Here is the list of the Egyptian Dynasties and their Pharaohs (the dates vary from source to source, I am using the list as can be found in N. Grimmal’s A History of Ancient Egypt. The dates and the short descriptions from M. Rice Who’s Who in Ancient Egypt):

2200 – 2040 B.C. – The First Intermediate Period

2200 – 2160 B.C.     Dynasties VII and VIII

Many short-lived kings including Qakare, Iby and Khuy.

2160 – 2040 B.C.    Dynasties IX and X (Herakleopolis)

2160 – 2050 B.C. Meribre Khety I was the ruler of the nome whose capital was at Asiut. During his reign, he cleared and improved the canals and extended the area of cultivable land. He was also a formidable warrior and supported the Herakleopolitan kings. When he died he was mourned by his people and by the king.

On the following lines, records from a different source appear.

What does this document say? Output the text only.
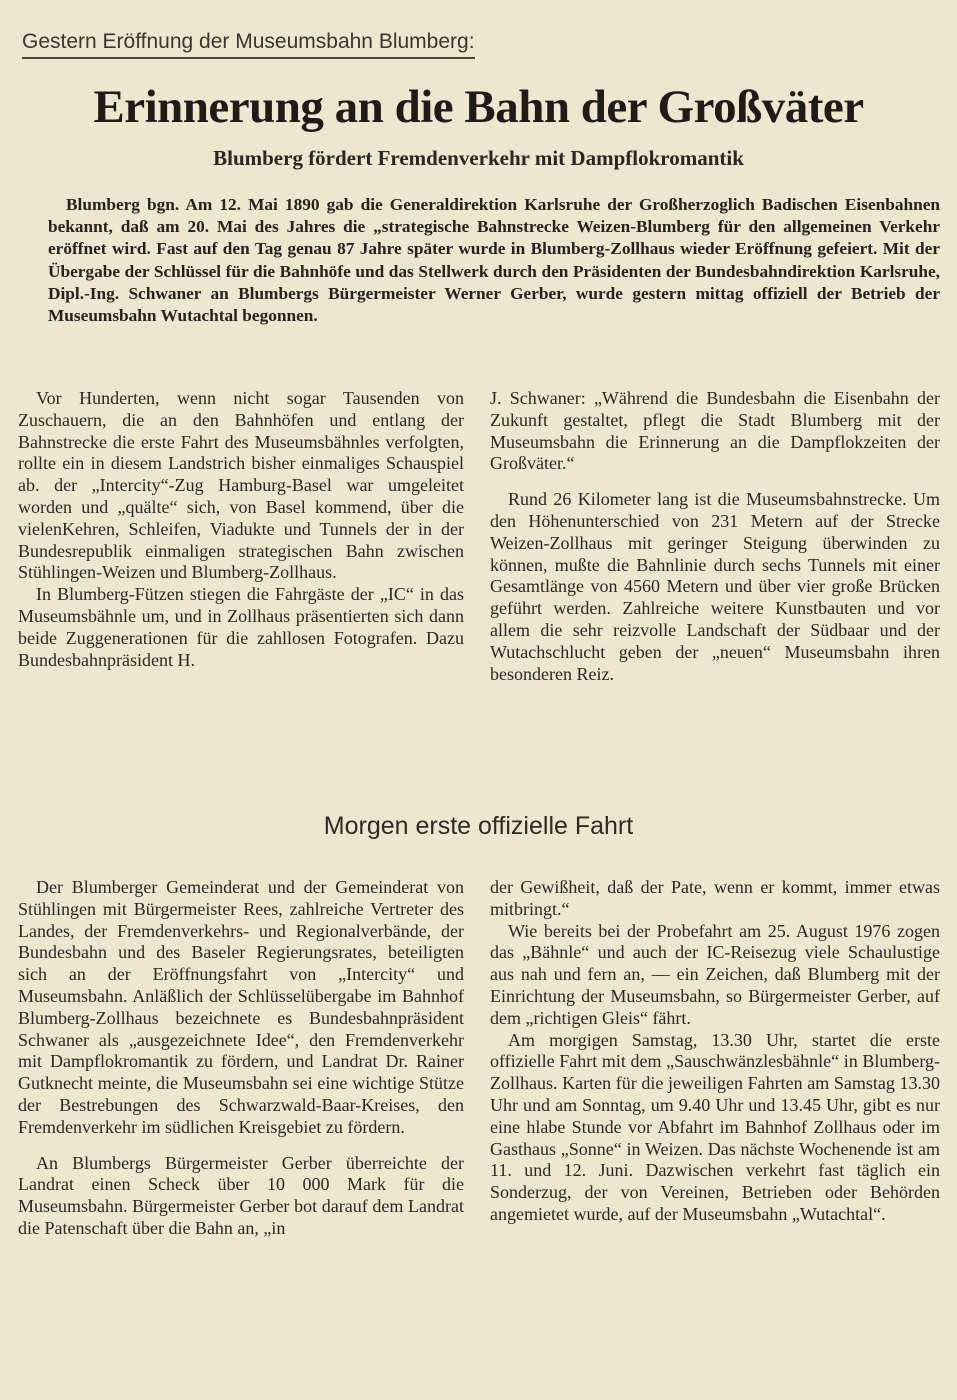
Gestern Eröffnung der Museumsbahn Blumberg:
Erinnerung an die Bahn der Großväter
Blumberg fördert Fremdenverkehr mit Dampflokromantik

Blumberg bgn. Am 12. Mai 1890 gab die Generaldirektion Karlsruhe der Großherzoglich Badischen Eisenbahnen bekannt, daß am 20. Mai des Jahres die „strategische Bahnstrecke Weizen-Blumberg für den allgemeinen Verkehr eröffnet wird. Fast auf den Tag genau 87 Jahre später wurde in Blumberg-Zollhaus wieder Eröffnung gefeiert. Mit der Übergabe der Schlüssel für die Bahnhöfe und das Stellwerk durch den Präsidenten der Bundesbahndirektion Karlsruhe, Dipl.-Ing. Schwaner an Blumbergs Bürgermeister Werner Gerber, wurde gestern mittag offiziell der Betrieb der Museumsbahn Wutachtal begonnen.

Vor Hunderten, wenn nicht sogar Tausenden von Zuschauern, die an den Bahnhöfen und entlang der Bahnstrecke die erste Fahrt des Museumsbähnles verfolgten, rollte ein in diesem Landstrich bisher einmaliges Schauspiel ab. der „Intercity“-Zug Hamburg-Basel war umgeleitet worden und „quälte“ sich, von Basel kommend, über die vielenKehren, Schleifen, Viadukte und Tunnels der in der Bundesrepublik einmaligen strategischen Bahn zwischen Stühlingen-Weizen und Blumberg-Zollhaus.

In Blumberg-Fützen stiegen die Fahrgäste der „IC“ in das Museumsbähnle um, und in Zollhaus präsentierten sich dann beide Zuggenerationen für die zahllosen Fotografen. Dazu Bundesbahnpräsident H.

J. Schwaner: „Während die Bundesbahn die Eisenbahn der Zukunft gestaltet, pflegt die Stadt Blumberg mit der Museumsbahn die Erinnerung an die Dampflokzeiten der Großväter.“

Rund 26 Kilometer lang ist die Museumsbahnstrecke. Um den Höhenunterschied von 231 Metern auf der Strecke Weizen-Zollhaus mit geringer Steigung überwinden zu können, mußte die Bahnlinie durch sechs Tunnels mit einer Gesamtlänge von 4560 Metern und über vier große Brücken geführt werden. Zahlreiche weitere Kunstbauten und vor allem die sehr reizvolle Landschaft der Südbaar und der Wutachschlucht geben der „neuen“ Museumsbahn ihren besonderen Reiz.

Morgen erste offizielle Fahrt

Der Blumberger Gemeinderat und der Gemeinderat von Stühlingen mit Bürgermeister Rees, zahlreiche Vertreter des Landes, der Fremdenverkehrs- und Regionalverbände, der Bundesbahn und des Baseler Regierungsrates, beteiligten sich an der Eröffnungsfahrt von „Intercity“ und Museumsbahn. Anläßlich der Schlüsselübergabe im Bahnhof Blumberg-Zollhaus bezeichnete es Bundesbahnpräsident Schwaner als „ausgezeichnete Idee“, den Fremdenverkehr mit Dampflokromantik zu fördern, und Landrat Dr. Rainer Gutknecht meinte, die Museumsbahn sei eine wichtige Stütze der Bestrebungen des Schwarzwald-Baar-Kreises, den Fremdenverkehr im südlichen Kreisgebiet zu fördern.

An Blumbergs Bürgermeister Gerber überreichte der Landrat einen Scheck über 10 000 Mark für die Museumsbahn. Bürgermeister Gerber bot darauf dem Landrat die Patenschaft über die Bahn an, „in

der Gewißheit, daß der Pate, wenn er kommt, immer etwas mitbringt.“

Wie bereits bei der Probefahrt am 25. August 1976 zogen das „Bähnle“ und auch der IC-Reisezug viele Schaulustige aus nah und fern an, — ein Zeichen, daß Blumberg mit der Einrichtung der Museumsbahn, so Bürgermeister Gerber, auf dem „richtigen Gleis“ fährt.

Am morgigen Samstag, 13.30 Uhr, startet die erste offizielle Fahrt mit dem „Sauschwänzlesbähnle“ in Blumberg-Zollhaus. Karten für die jeweiligen Fahrten am Samstag 13.30 Uhr und am Sonntag, um 9.40 Uhr und 13.45 Uhr, gibt es nur eine hlabe Stunde vor Abfahrt im Bahnhof Zollhaus oder im Gasthaus „Sonne“ in Weizen. Das nächste Wochenende ist am 11. und 12. Juni. Dazwischen verkehrt fast täglich ein Sonderzug, der von Vereinen, Betrieben oder Behörden angemietet wurde, auf der Museumsbahn „Wutachtal“.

2130 B.C. Neferkare ruled over much of the north towards the end of the tenth dynasty, a time full of turmoil. He might have ruled over some part of the south.

2160 – 2130 B.C. Nebkaure (?) Khety II was the fourth ruler of the Herakleopolitan line. He is chiefly remembered because of a story which tells of how he dispensed justice to a peasant who was cheated by a rich landowner, a text which was later used as a school exercise.

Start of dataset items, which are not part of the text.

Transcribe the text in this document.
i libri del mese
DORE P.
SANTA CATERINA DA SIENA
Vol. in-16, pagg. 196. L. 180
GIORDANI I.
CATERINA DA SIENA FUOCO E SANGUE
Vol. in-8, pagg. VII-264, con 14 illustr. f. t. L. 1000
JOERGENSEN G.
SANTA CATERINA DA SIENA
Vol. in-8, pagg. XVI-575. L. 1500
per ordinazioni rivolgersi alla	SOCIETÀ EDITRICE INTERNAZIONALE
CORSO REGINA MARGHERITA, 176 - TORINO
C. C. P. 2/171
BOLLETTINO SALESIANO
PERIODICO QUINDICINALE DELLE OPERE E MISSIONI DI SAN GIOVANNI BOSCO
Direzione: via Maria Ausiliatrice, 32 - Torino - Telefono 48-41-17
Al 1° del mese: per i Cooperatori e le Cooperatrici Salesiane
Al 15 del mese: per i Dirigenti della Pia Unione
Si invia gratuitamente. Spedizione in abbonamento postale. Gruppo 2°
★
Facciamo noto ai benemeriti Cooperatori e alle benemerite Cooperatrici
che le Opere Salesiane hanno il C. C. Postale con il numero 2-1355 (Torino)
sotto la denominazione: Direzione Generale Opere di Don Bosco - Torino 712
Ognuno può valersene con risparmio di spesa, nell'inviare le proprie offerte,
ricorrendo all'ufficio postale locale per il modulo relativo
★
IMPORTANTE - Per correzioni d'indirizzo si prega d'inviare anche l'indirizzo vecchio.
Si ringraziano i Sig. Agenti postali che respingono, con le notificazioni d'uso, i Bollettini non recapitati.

2075 B.C. Wahkare Khety III was a king who ruled for a relatively long time in a period of unease and discontent in Egypt. He might have dealt with Asiatic people who were already infiltrating the Delta (thought to have been evidence to Jacob and his family arriving to Egypt from Canaan). He is credited to being the author of the ‘Instructions’, a book that he wrote to his son and successor Merikare to help him become a leader, now considered one of the most celebrated works of this period.

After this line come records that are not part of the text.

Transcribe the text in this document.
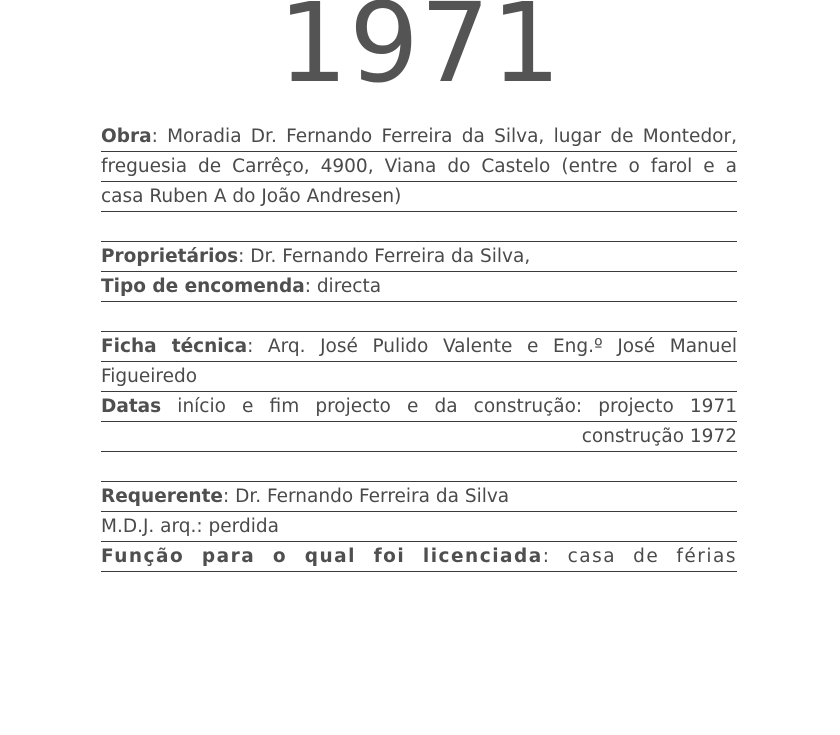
1971
Obra: Moradia Dr. Fernando Ferreira da Silva, lugar de Montedor,
freguesia de Carrêço, 4900, Viana do Castelo (entre o farol e a
casa Ruben A do João Andresen)
Proprietários: Dr. Fernando Ferreira da Silva,
Tipo de encomenda: directa
Ficha técnica: Arq. José Pulido Valente e Eng.º José Manuel
Figueiredo
Datas início e fim projecto e da construção: projecto 1971
construção 1972
Requerente: Dr. Fernando Ferreira da Silva
M.D.J. arq.: perdida
Função para o qual foi licenciada: casa de férias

2160 – 2125 B.C. Merikare was the son of Khety III and one of the most successful kings of the tenth dynasty. Egypt seems to have enjoyed considerable prosperity during his reign and is remembered chiefly through the book ‘Instruction’ that was supposedly written for him by his father.

2160 – 2040 B.C.     Dynasty XI (Thebes)

2130 B.C. Mentuhotepe I was the son of Inyotef, the nomarch of the Theban region. He is regarded as the ancestor of the eleventh dynasty and proclaimed himself the king of all Egypt, though the rival Heraklepolite kings were still ruling.

2125 – 2112 B.C.Scherutowy Inyotef I is considered as the founding father of the eleventh dynasty, and he proclaimed himself king of Upper and Lower Egypt, opposing the Heraklepolitan king Ankhtify. Inyotef then defeated Ankhtify and established his power over most of the south.

2118 – 2069 B.C.  Wahankh Inyotef II continued his family’s strive to bring all of Egypt under their power. He was buried in Western Thebes, which would later become the centre of Egypt’s religion cults from the Middle Kingdom onwards.

2069 – 2061 B.C. Nakhtnebtepnefer Inyotef III succeeded his father Inyotef II and established his family’s power over most of Upper Egypt.